A learning disability is a condition that can either prevent or hinder someone from learning basic and life skills. It is a disorder in the basic psychological processes involved in acquiring and using information through language, both written and spoken, and may show up as an inability to think, read, write, spell or listen.
The difficulties faced by a child with a learning disability
A child with a learning disability may face difficulties beyond basic and life skills. The child may experience feelings of frustration, anger, anxiety, shame and low self-esteem brought on by the inability to achieve at school at the same rate as peers. Research has shown that:
- Those with learning disabilities may experience an increased level of anxiety
- Individuals with learning disabilities may be at greater danger for depression
- People with learning disabilities experience higher levels of loneliness
- Those with learning disabilities may have a lower level of self-esteem
- Individuals with learning disabilities are at greater threat for substance abuse
- People with learning disabilities may be at greater risk for juvenile delinquency (though there is some debate here as to how much of this may be led by more able peers)

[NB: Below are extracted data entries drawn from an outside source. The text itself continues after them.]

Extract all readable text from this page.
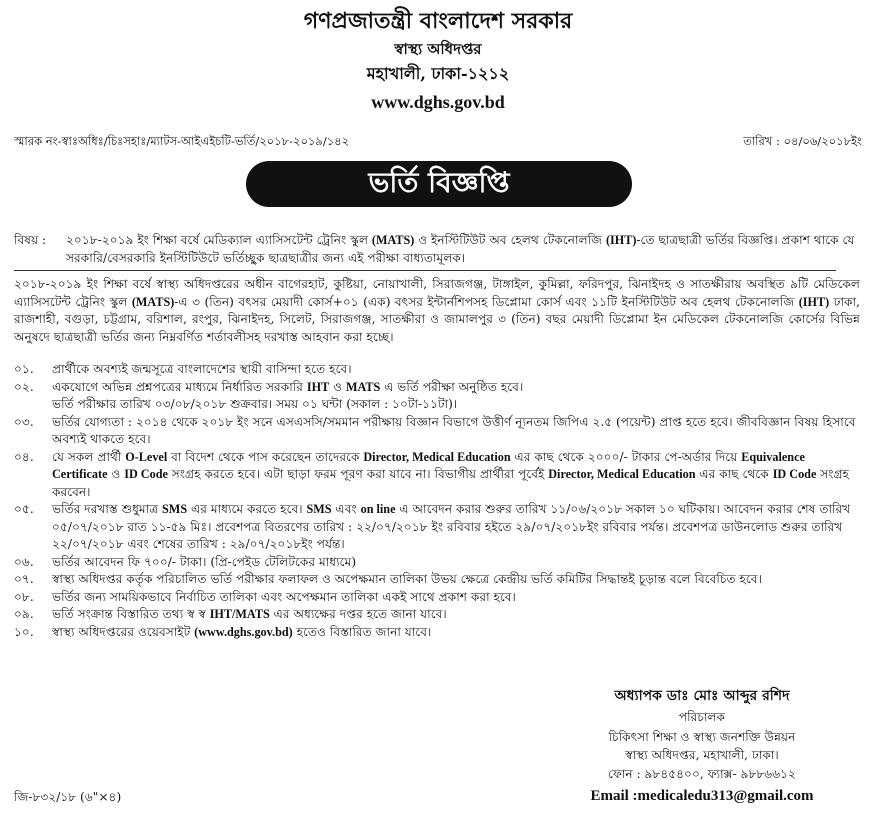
গণপ্রজাতন্ত্রী বাংলাদেশ সরকার
স্বাস্থ্য অধিদপ্তর
মহাখালী, ঢাকা-১২১২
www.dghs.gov.bd
স্মারক নং-স্বাঃঅধিঃ/চিঃসহাঃ/ম্যাটস-আইএইচটি-ভর্তি/২০১৮-২০১৯/১৪২	তারিখ : ০৪/০৬/২০১৮ইং
ভর্তি বিজ্ঞপ্তি
বিষয় : ২০১৮-২০১৯ ইং শিক্ষা বর্ষে মেডিক্যাল এ্যাসিসটেন্ট ট্রেনিং স্কুল (MATS) ও ইনস্টিটিউট অব হেলথ টেকনোলজি (IHT)-তে ছাত্রছাত্রী ভর্তির বিজ্ঞপ্তি। প্রকাশ থাকে যে সরকারি/বেসরকারি ইনস্টিটিউটে ভর্তিচ্ছুক ছাত্রছাত্রীর জন্য এই পরীক্ষা বাধ্যতামূলক।
২০১৮-২০১৯ ইং শিক্ষা বর্ষে স্বাস্থ্য অধিদপ্তরের অধীন বাগেরহাট, কুষ্টিয়া, নোয়াখালী, সিরাজগঞ্জ, টাঙ্গাইল, কুমিল্লা, ফরিদপুর, ঝিনাইদহ ও সাতক্ষীরায় অবস্থিত ৯টি মেডিকেল এ্যাসিসটেন্ট ট্রেনিং স্কুল (MATS)-এ ৩ (তিন) বৎসর মেয়াদী কোর্স+০১ (এক) বৎসর ইন্টার্নশিপসহ ডিপ্লোমা কোর্স এবং ১১টি ইনস্টিটিউট অব হেলথ টেকনোলজি (IHT) ঢাকা, রাজশাহী, বগুড়া, চট্টগ্রাম, বরিশাল, রংপুর, ঝিনাইদহ, সিলেট, সিরাজগঞ্জ, সাতক্ষীরা ও জামালপুর ৩ (তিন) বছর মেয়াদী ডিপ্লোমা ইন মেডিকেল টেকনোলজি কোর্সের বিভিন্ন অনুষদে ছাত্রছাত্রী ভর্তির জন্য নিম্নবর্ণিত শর্তাবলীসহ দরখাস্ত আহবান করা হচ্ছে।
০১.	প্রার্থীকে অবশ্যই জন্মসূত্রে বাংলাদেশের স্থায়ী বাসিন্দা হতে হবে।
০২.	একযোগে অভিন্ন প্রশ্নপত্রের মাধ্যমে নির্ধারিত সরকারি IHT ও MATS এ ভর্তি পরীক্ষা অনুষ্ঠিত হবে।
ভর্তি পরীক্ষার তারিখ ০৩/০৮/২০১৮ শুক্রবার। সময় ০১ ঘন্টা (সকাল : ১০টা-১১টা)।
০৩.	ভর্তির যোগ্যতা : ২০১৪ থেকে ২০১৮ ইং সনে এসএসসি/সমমান পরীক্ষায় বিজ্ঞান বিভাগে উত্তীর্ণ ন্যূনতম জিপিএ ২.৫ (পয়েন্ট) প্রাপ্ত হতে হবে। জীববিজ্ঞান বিষয় হিসাবে অবশ্যই থাকতে হবে।
০৪.	যে সকল প্রার্থী O-Level বা বিদেশ থেকে পাস করেছেন তাদেরকে Director, Medical Education এর কাছ থেকে ২০০০/- টাকার পে-অর্ডার দিয়ে Equivalence Certificate ও ID Code সংগ্রহ করতে হবে। এটা ছাড়া ফরম পূরণ করা যাবে না। বিভাগীয় প্রার্থীরা পূর্বেই Director, Medical Education এর কাছ থেকে ID Code সংগ্রহ করবেন।
০৫.	ভর্তির দরখাস্ত শুধুমাত্র SMS এর মাধ্যমে করতে হবে। SMS এবং on line এ আবেদন করার শুরুর তারিখ ১১/০৬/২০১৮ সকাল ১০ ঘটিকায়। আবেদন করার শেষ তারিখ ০৫/০৭/২০১৮ রাত ১১-৫৯ মিঃ। প্রবেশপত্র বিতরণের তারিখ : ২২/০৭/২০১৮ ইং রবিবার হইতে ২৯/০৭/২০১৮ইং রবিবার পর্যন্ত। প্রবেশপত্র ডাউনলোড শুরুর তারিখ ২২/০৭/২০১৮ এবং শেষের তারিখ : ২৯/০৭/২০১৮ইং পর্যন্ত।
০৬.	ভর্তির আবেদন ফি ৭০০/- টাকা। (প্রি-পেইড টেলিটকের মাধ্যমে)
০৭.	স্বাস্থ্য অধিদপ্তর কর্তৃক পরিচালিত ভর্তি পরীক্ষার ফলাফল ও অপেক্ষমান তালিকা উভয় ক্ষেত্রে কেন্দ্রীয় ভর্তি কমিটির সিদ্ধান্তই চূড়ান্ত বলে বিবেচিত হবে।
০৮.	ভর্তির জন্য সাময়িকভাবে নির্বাচিত তালিকা এবং অপেক্ষমান তালিকা একই সাথে প্রকাশ করা হবে।
০৯.	ভর্তি সংক্রান্ত বিস্তারিত তথ্য স্ব স্ব IHT/MATS এর অধ্যক্ষের দপ্তর হতে জানা যাবে।
১০.	স্বাস্থ্য অধিদপ্তরের ওয়েবসাইট (www.dghs.gov.bd) হতেও বিস্তারিত জানা যাবে।
অধ্যাপক ডাঃ মোঃ আব্দুর রশিদ
পরিচালক
চিকিৎসা শিক্ষা ও স্বাস্থ্য জনশক্তি উন্নয়ন
স্বাস্থ্য অধিদপ্তর, মহাখালী, ঢাকা।
ফোন : ৯৮৪৫৪০০, ফ্যাক্স- ৯৮৮৬৬১২
Email :medicaledu313@gmail.com
জি-৮৩২/১৮ (৬"×৪)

Potential symptoms of learning disabilities
Below is a list of the potential symptoms of a learning disability. Be aware that not everyone will have all of these symptoms. Also, some symptoms are more common than others, and all people have at least two or three of these problems to some degree. The number of symptoms seen in a particular child is not an indication of whether the disability is mild or severe.

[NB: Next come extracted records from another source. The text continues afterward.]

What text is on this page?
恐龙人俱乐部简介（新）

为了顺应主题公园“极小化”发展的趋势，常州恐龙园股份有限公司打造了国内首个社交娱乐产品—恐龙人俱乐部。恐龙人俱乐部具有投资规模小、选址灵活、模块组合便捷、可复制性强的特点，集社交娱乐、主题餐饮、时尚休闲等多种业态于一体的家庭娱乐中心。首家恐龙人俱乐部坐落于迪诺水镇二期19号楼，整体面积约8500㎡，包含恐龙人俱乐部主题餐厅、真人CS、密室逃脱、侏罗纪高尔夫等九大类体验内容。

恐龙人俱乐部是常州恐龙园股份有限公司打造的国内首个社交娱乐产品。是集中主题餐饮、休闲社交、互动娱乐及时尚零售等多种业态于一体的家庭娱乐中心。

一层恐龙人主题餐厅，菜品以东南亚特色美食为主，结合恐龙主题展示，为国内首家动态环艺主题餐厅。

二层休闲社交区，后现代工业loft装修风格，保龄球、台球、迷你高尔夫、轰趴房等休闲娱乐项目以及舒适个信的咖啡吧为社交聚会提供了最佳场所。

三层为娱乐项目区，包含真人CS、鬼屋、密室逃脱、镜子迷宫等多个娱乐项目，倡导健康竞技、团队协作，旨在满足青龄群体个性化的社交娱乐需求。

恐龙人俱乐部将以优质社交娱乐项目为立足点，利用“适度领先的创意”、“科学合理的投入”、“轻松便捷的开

- Poor performance on tests
- Difficulty discriminating size, shape, color
- Difficulty with concepts of time
- General awkwardness
- Confusion when faced with instructions
- Difficulty with problem solving
- Poor short- and long-term memory
- Impulsive behavior
- Low tolerance for frustration
- Excessive movement during sleep
- Over-excitability during group play
- Poor social judgment
- Inappropriate, unselective and often excessive displays of affection
- Inappropriate behavior for situation
There are hundreds of books dedicated to learning disabilities. These are a few of the recommended titles:
- A Good Start in Life: Understanding Your Child's Brain and Behavior from Birth to Age 6 by Norbert Herschkowitz and Elinore Chapman Herschkowitz
- A Mind At a Time by Dr. Mel Levine. "Different minds learn differently," writes Dr. Levine, one of the best-known learning experts and pediatricians in America today.

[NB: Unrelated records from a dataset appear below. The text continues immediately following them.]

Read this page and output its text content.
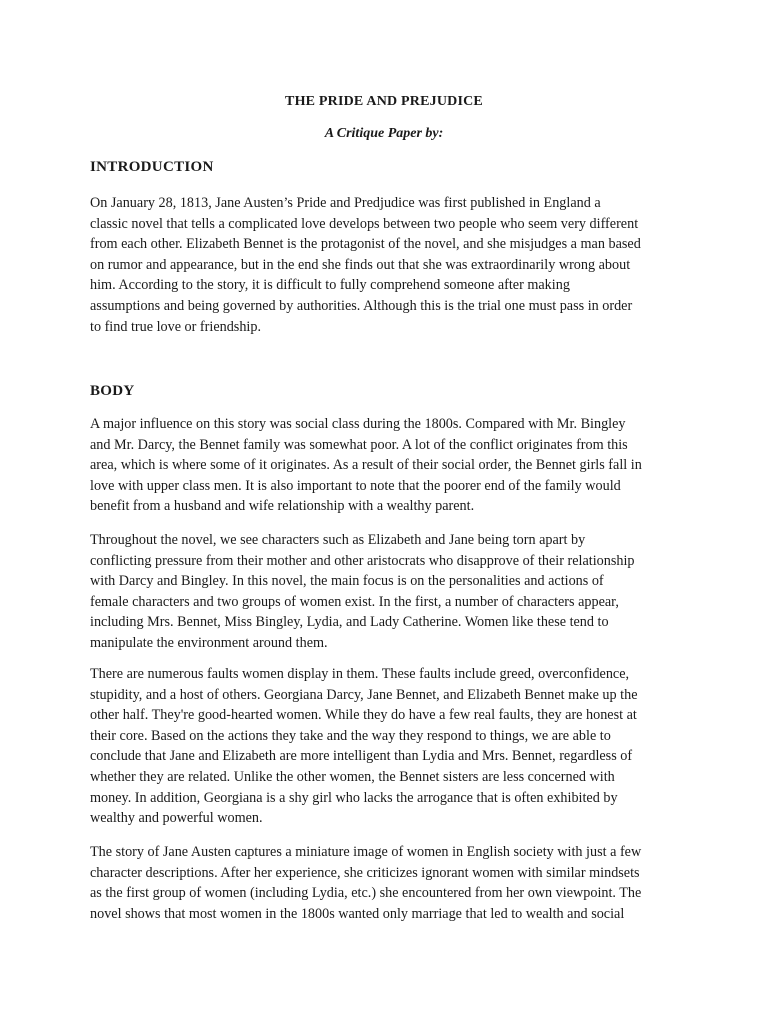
THE PRIDE AND PREJUDICE
A Critique Paper by:
INTRODUCTION

On January 28, 1813, Jane Austen’s Pride and Predjudice was first published in England a
classic novel that tells a complicated love develops between two people who seem very different
from each other. Elizabeth Bennet is the protagonist of the novel, and she misjudges a man based
on rumor and appearance, but in the end she finds out that she was extraordinarily wrong about
him. According to the story, it is difficult to fully comprehend someone after making
assumptions and being governed by authorities. Although this is the trial one must pass in order
to find true love or friendship.

BODY

A major influence on this story was social class during the 1800s. Compared with Mr. Bingley
and Mr. Darcy, the Bennet family was somewhat poor. A lot of the conflict originates from this
area, which is where some of it originates. As a result of their social order, the Bennet girls fall in
love with upper class men. It is also important to note that the poorer end of the family would
benefit from a husband and wife relationship with a wealthy parent.

Throughout the novel, we see characters such as Elizabeth and Jane being torn apart by
conflicting pressure from their mother and other aristocrats who disapprove of their relationship
with Darcy and Bingley. In this novel, the main focus is on the personalities and actions of
female characters and two groups of women exist. In the first, a number of characters appear,
including Mrs. Bennet, Miss Bingley, Lydia, and Lady Catherine. Women like these tend to
manipulate the environment around them.

There are numerous faults women display in them. These faults include greed, overconfidence,
stupidity, and a host of others. Georgiana Darcy, Jane Bennet, and Elizabeth Bennet make up the
other half. They're good-hearted women. While they do have a few real faults, they are honest at
their core. Based on the actions they take and the way they respond to things, we are able to
conclude that Jane and Elizabeth are more intelligent than Lydia and Mrs. Bennet, regardless of
whether they are related. Unlike the other women, the Bennet sisters are less concerned with
money. In addition, Georgiana is a shy girl who lacks the arrogance that is often exhibited by
wealthy and powerful women.

The story of Jane Austen captures a miniature image of women in English society with just a few
character descriptions. After her experience, she criticizes ignorant women with similar mindsets
as the first group of women (including Lydia, etc.) she encountered from her own viewpoint. The
novel shows that most women in the 1800s wanted only marriage that led to wealth and social
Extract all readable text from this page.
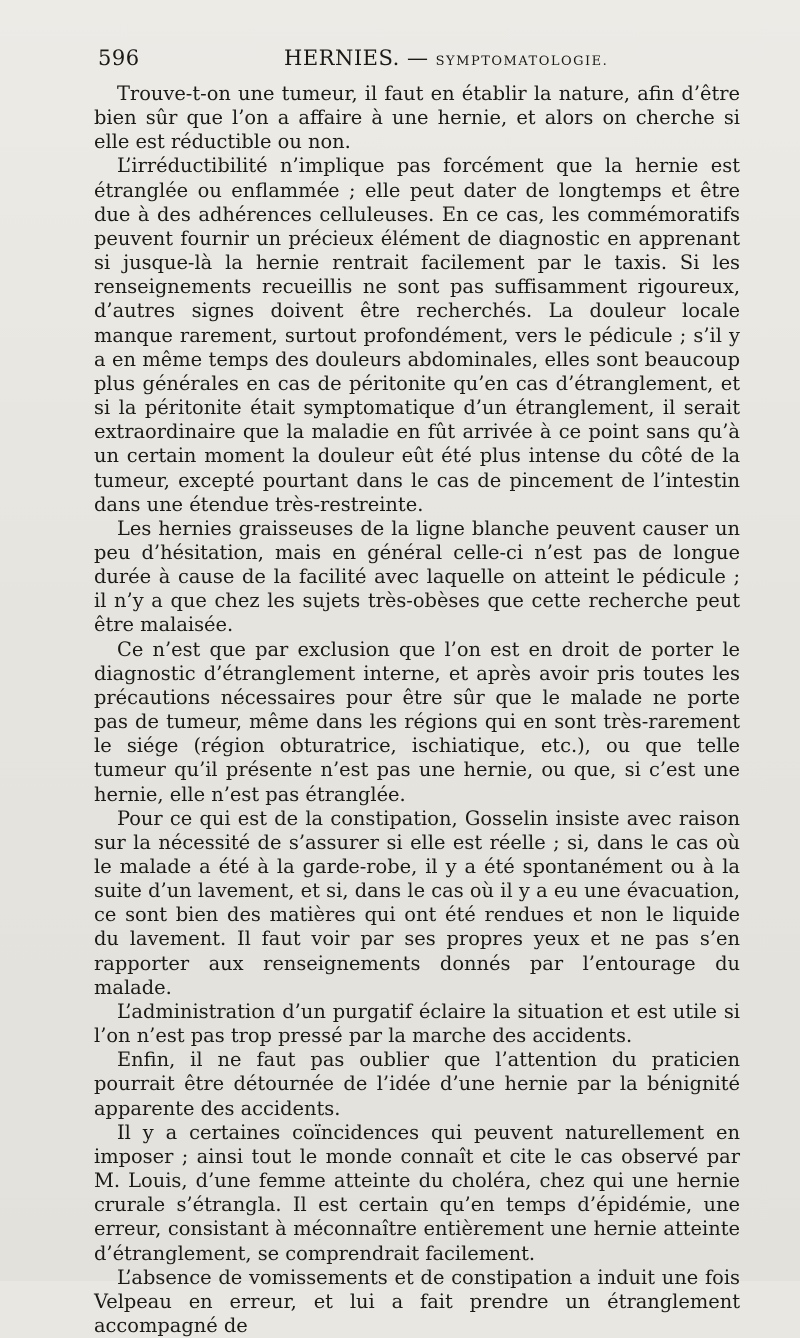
596	HERNIES. — SYMPTOMATOLOGIE.

Trouve-t-on une tumeur, il faut en établir la nature, afin d’être bien sûr que l’on a affaire à une hernie, et alors on cherche si elle est réductible ou non.

L’irréductibilité n’implique pas forcément que la hernie est étranglée ou enflammée ; elle peut dater de longtemps et être due à des adhérences celluleuses. En ce cas, les commémoratifs peuvent fournir un précieux élément de diagnostic en apprenant si jusque-là la hernie rentrait facilement par le taxis. Si les renseignements recueillis ne sont pas suffisamment rigoureux, d’autres signes doivent être recherchés. La douleur locale manque rarement, surtout profondément, vers le pédicule ; s’il y a en même temps des douleurs abdominales, elles sont beaucoup plus générales en cas de péritonite qu’en cas d’étranglement, et si la péritonite était symptomatique d’un étranglement, il serait extraordinaire que la maladie en fût arrivée à ce point sans qu’à un certain moment la douleur eût été plus intense du côté de la tumeur, excepté pourtant dans le cas de pincement de l’intestin dans une étendue très-restreinte.

Les hernies graisseuses de la ligne blanche peuvent causer un peu d’hésitation, mais en général celle-ci n’est pas de longue durée à cause de la facilité avec laquelle on atteint le pédicule ; il n’y a que chez les sujets très-obèses que cette recherche peut être malaisée.

Ce n’est que par exclusion que l’on est en droit de porter le diagnostic d’étranglement interne, et après avoir pris toutes les précautions nécessaires pour être sûr que le malade ne porte pas de tumeur, même dans les régions qui en sont très-rarement le siége (région obturatrice, ischiatique, etc.), ou que telle tumeur qu’il présente n’est pas une hernie, ou que, si c’est une hernie, elle n’est pas étranglée.

Pour ce qui est de la constipation, Gosselin insiste avec raison sur la nécessité de s’assurer si elle est réelle ; si, dans le cas où le malade a été à la garde-robe, il y a été spontanément ou à la suite d’un lavement, et si, dans le cas où il y a eu une évacuation, ce sont bien des matières qui ont été rendues et non le liquide du lavement. Il faut voir par ses propres yeux et ne pas s’en rapporter aux renseignements donnés par l’entourage du malade.

L’administration d’un purgatif éclaire la situation et est utile si l’on n’est pas trop pressé par la marche des accidents.

Enfin, il ne faut pas oublier que l’attention du praticien pourrait être détournée de l’idée d’une hernie par la bénignité apparente des accidents.

Il y a certaines coïncidences qui peuvent naturellement en imposer ; ainsi tout le monde connaît et cite le cas observé par M. Louis, d’une femme atteinte du choléra, chez qui une hernie crurale s’étrangla. Il est certain qu’en temps d’épidémie, une erreur, consistant à méconnaître entièrement une hernie atteinte d’étranglement, se comprendrait facilement.

L’absence de vomissements et de constipation a induit une fois Velpeau en erreur, et lui a fait prendre un étranglement accompagné de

- A Parent's Guide to Special Education by Linda Wilmshurst and Alan W. Brue
There are also numerous resources online:
- www.ldonline.org. LD OnLine is one of the largest online reference points for information on learning disabilities.
- www.ldworldwide.org. This site is designed to provide current information for kids, teens, young adults and adults with learning disabilities (LD).
- www.mencap.org.uk. Mencap is a UK charity that campaigns for equal rights for children and adults with learning disabilities.